Bei Illner: Europa völlig hilflos ohne die USA

Der Westen bereitet sich langsam auf eine ukrainische Niederlage vor. Bröckelt die deutsche Solidarität zu Israel? Von Fabian Kramer

Screenprint / ZDF Maybritt Illner

Die Welt ist aktuell voll von militärischen Konflikten. Die Europäer und der Westen als Ganzes wirken zunehmend überfordert und schwach. Noch schwächer stünde Europa da, hätte es die USA nicht. Ohne den großen transatlantischen Bruder geht in der Sicherheitspolitik nichts. Weder in der Ukraine noch im Nahen Osten hat die EU oder Deutschland einen spürbaren Einfluss.

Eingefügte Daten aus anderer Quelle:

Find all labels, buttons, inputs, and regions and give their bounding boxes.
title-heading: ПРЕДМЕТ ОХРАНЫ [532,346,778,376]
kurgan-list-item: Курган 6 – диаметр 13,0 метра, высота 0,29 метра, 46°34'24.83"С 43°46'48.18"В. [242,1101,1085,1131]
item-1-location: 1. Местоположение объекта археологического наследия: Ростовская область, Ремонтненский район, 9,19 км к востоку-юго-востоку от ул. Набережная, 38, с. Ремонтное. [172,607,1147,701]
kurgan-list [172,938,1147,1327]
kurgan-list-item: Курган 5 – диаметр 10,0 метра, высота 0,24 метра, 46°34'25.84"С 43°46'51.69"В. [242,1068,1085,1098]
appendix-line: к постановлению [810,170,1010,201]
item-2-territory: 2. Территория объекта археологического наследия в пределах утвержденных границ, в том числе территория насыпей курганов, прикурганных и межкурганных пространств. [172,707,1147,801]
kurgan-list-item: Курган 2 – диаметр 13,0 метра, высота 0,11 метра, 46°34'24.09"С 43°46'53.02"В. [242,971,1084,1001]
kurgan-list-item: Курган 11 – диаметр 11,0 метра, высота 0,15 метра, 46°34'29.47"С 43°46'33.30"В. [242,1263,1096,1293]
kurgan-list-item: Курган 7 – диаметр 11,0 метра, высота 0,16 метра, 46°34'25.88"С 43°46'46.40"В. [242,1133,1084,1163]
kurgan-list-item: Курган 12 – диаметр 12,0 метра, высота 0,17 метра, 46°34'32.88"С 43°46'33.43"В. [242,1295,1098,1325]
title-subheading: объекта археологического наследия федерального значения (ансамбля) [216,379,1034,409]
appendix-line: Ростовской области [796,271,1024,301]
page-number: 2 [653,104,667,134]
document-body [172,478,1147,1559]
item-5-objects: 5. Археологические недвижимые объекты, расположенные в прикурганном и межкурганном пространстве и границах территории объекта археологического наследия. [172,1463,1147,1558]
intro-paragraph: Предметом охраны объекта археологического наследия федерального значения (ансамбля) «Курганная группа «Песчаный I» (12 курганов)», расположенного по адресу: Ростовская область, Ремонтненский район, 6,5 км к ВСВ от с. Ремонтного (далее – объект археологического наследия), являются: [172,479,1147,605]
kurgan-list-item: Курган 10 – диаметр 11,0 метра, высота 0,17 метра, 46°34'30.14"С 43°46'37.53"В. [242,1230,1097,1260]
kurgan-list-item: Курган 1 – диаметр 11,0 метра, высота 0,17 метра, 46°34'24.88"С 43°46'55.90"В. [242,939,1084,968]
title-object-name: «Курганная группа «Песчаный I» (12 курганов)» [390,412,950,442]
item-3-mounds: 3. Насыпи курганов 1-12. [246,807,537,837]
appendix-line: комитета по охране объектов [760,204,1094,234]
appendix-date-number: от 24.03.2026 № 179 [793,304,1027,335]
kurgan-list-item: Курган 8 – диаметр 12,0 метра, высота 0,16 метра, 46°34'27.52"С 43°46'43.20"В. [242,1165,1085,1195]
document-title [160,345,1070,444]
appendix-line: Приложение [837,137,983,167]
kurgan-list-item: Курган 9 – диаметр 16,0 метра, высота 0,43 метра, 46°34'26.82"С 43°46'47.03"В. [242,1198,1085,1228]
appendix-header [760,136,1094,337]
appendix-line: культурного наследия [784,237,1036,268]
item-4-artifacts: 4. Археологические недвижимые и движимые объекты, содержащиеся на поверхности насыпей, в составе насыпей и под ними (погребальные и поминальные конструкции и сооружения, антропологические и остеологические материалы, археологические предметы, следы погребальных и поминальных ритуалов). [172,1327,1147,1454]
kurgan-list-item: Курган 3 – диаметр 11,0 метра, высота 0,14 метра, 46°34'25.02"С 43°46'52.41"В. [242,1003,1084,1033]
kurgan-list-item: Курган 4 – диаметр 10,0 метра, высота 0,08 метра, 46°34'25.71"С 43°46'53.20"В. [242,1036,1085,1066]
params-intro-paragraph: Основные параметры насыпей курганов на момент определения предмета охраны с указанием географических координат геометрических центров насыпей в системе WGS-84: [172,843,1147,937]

Weil Joe Biden wegen eines Sturms in den Staaten verbleibt, wird sogar ein geplantes Treffen zur Ukraine abgesagt. Die USA sind der Koch und Europa der Kellner.

An diesem Abend thematisiert die Talkrunde bei Illner Krieg und Frieden. Die Gäste sprechen erstaunlich vernünftig über die internationalen Konflikte. Es wird mit Siegesmärchen rund um den Krieg in der Ukraine aufgeräumt und die völlige Hilflosigkeit der Bundesrepublik in der internationalen Sicherheitspolitik eingeräumt. Selbst die Gewissheit einer ukrainischen Gebietsabgabe wird anerkannt. Die bedingungslose Kriegstreiberei in deutschen Talkshows neigt sich dem Ende zu. Eine positive Entwicklung.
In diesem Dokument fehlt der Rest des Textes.